Although practitioners may never have intended harm to a patient and may believe the relationship is consensual, the Medical Board of Australia makes it clear that “there is no place for sex in the doctor-patient relationship …”. The prohibition extends to 'consensual' sexual relationships with patients. Sexual relationships with someone closely related to a patient, such as the parent of a young patient, are also inappropriate.

The Board views any breach of sexual boundaries as an abuse of the doctor-patient relationship, warning that it can cause significant and lasting harm to the patient and interfere with their medical care. In order to seek medical care, a patient must disclose a degree of personal information, which creates a degree of vulnerability. This means the doctor-patient relationship necessarily involves a power imbalance. Some patients may be even more vulnerable due to factors that can increase the power imbalance and potential for harm (for example, their age, a history of violence or abuse, their physical or mental conditions).

Boundary violations can also have significant personal and professional consequences for practitioners. A study recently published in the Medical Journal of Australia examined allegations of sexual boundary violations notified to Australian Health Practitioner Regulation Agency (Ahpra) and NSW Health Professional Councils Authority from 2011-2016. Allegations involving sexual relationships were less common than allegations of sexual harassment or assault. However, just over one-quarter of all allegations involved a sexual relationship. General practitioners were among the specialties where notifications regarding sexual relationships were higher than for other groups of practitioners. The study also reported that regulatory sanctions were imposed in one-third of cases.
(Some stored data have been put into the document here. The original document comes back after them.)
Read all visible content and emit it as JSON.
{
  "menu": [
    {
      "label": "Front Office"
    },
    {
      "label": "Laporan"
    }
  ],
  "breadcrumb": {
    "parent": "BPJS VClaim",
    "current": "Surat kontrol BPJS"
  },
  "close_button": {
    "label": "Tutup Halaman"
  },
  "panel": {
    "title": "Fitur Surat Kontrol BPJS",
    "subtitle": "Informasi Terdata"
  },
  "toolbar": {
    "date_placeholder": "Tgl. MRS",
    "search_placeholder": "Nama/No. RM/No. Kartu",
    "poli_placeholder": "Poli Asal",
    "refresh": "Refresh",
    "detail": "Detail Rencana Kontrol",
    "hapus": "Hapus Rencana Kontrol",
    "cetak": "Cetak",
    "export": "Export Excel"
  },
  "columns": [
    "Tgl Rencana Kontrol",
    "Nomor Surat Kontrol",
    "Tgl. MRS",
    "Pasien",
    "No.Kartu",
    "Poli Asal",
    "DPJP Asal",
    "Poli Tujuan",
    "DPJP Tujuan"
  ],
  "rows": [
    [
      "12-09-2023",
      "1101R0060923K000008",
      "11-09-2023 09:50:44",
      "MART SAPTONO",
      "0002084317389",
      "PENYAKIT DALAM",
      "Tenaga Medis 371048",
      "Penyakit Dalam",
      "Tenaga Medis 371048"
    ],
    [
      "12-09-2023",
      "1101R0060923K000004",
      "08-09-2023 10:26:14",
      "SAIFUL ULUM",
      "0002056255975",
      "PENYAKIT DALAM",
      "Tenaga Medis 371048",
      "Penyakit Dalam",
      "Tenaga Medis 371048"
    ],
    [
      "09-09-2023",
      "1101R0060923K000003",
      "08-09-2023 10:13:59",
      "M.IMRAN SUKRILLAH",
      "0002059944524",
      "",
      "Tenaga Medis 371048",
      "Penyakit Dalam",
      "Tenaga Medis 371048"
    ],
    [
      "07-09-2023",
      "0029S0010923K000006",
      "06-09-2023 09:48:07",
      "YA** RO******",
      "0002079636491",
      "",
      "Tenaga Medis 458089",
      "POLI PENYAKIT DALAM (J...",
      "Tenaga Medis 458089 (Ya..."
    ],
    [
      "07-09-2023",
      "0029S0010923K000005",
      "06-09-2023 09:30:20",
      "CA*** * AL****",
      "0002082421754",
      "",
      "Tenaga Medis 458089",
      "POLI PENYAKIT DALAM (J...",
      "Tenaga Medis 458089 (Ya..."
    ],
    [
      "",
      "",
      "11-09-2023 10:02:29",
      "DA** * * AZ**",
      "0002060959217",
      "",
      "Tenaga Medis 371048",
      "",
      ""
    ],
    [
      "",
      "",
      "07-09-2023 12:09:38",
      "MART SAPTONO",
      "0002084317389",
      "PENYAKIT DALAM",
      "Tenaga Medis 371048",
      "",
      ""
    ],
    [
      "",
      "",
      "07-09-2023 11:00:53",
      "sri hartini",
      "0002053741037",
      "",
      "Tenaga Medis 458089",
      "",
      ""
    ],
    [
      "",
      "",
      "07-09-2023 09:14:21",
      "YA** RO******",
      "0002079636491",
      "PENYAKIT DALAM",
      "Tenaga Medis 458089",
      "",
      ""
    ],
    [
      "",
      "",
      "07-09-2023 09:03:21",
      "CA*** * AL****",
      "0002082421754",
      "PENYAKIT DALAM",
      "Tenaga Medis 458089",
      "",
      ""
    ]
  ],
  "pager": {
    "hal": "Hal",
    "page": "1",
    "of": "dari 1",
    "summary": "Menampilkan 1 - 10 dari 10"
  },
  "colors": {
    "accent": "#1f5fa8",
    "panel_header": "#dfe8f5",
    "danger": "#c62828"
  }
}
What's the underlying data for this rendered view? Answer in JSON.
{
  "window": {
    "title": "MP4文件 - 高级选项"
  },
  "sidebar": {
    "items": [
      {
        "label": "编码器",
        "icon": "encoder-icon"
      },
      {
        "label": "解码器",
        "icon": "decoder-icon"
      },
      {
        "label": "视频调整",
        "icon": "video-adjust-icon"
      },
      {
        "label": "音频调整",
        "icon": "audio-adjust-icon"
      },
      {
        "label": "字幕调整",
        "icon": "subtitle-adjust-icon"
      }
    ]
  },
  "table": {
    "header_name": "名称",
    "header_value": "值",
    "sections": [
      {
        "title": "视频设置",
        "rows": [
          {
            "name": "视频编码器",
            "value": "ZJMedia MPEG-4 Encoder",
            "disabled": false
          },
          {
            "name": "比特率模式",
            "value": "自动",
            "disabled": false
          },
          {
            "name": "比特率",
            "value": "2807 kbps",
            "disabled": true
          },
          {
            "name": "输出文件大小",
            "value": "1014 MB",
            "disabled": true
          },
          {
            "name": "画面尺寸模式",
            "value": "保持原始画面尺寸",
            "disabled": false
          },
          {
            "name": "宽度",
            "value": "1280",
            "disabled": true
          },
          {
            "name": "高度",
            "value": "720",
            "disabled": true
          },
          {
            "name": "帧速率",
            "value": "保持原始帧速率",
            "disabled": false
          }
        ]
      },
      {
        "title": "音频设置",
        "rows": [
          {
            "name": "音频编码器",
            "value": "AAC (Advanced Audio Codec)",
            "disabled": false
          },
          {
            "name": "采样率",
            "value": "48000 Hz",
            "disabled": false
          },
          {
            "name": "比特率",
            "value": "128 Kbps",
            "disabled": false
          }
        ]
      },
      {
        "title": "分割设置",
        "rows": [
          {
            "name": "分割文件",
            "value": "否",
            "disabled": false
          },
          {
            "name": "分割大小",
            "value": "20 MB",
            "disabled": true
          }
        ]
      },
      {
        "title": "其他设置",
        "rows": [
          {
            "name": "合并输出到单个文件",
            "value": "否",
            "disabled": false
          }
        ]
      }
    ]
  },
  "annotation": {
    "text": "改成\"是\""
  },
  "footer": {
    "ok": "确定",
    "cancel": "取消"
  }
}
In Avant’s experience, medical regulatory bodies take allegations of a breach of sexual boundaries very seriously.

The importance of clear boundaries

Boundary violations may result from a gradual blurring of personal and professional roles and do not necessarily arise from a specific event or dramatic change in behaviour. As a practitioner, it is important to establish clear lines you do not cross.
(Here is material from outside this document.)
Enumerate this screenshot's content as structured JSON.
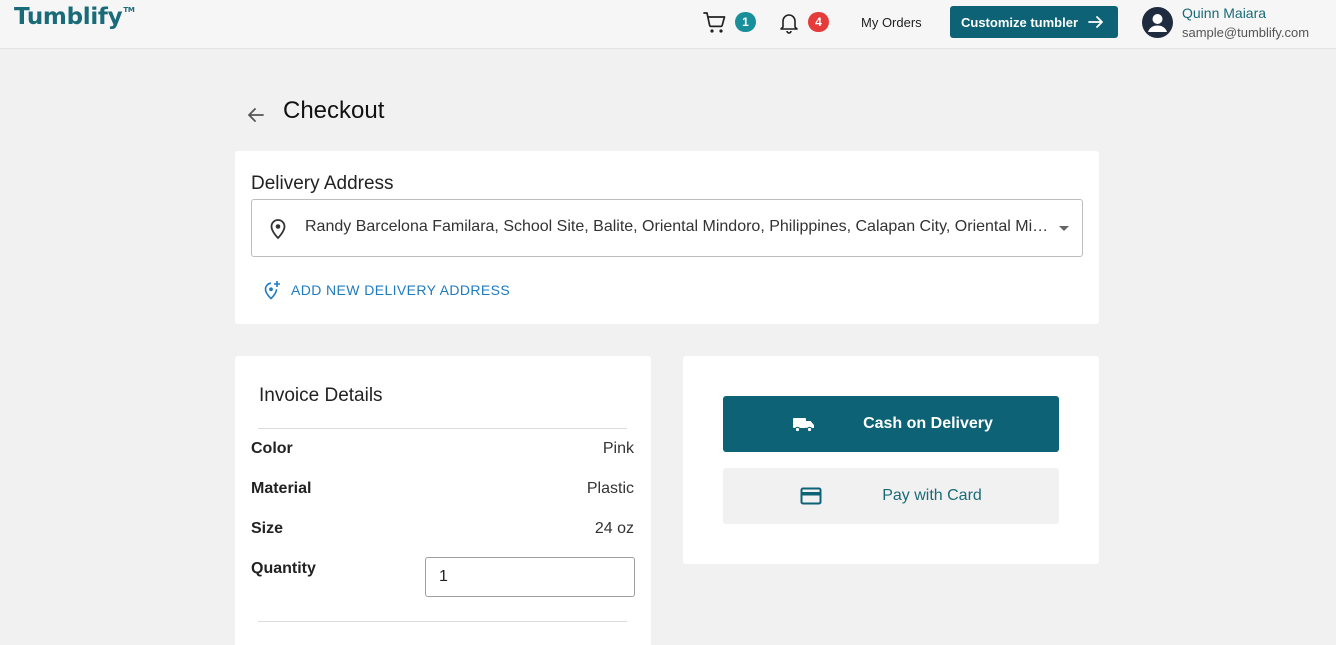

While professional and social lives can become blurred, especially if you practise in a small or rural community, the more separation you can maintain between these roles the better.

This may involve reinforcing your professional role.

You should ensure that all professional contact is through the practice and that patients always make an appointment for medical advice rather than approaching you in public or at social events. Avoid encouraging patients to contact you at home or on your personal phone or email account. Limit the amount of personal information you share with patients. It is advisable to politely decline invitations from patients to connect socially or on social media.

As outlined by the Medical Board, doctors should avoid treating family, friends or staff except in an emergency. Wherever possible, refer them to a colleague or another practice for their ongoing care.

Be aware of your own wellbeing

Experiencing other personal or professional issues, being unwell or under stress may make you more vulnerable to errors of professional judgement in relation to boundary violations. For this reason, it is important to pay attention to your own wellbeing and be aware of potentially problematic situations.

Professional isolation can also be a risk. There may be warning signs early on when a therapeutic relationship begins to be compromised. Having supportive colleagues to refer to, particularly someone you trust to let you know if they see changes in your behaviour, can help avoid the situation deteriorating.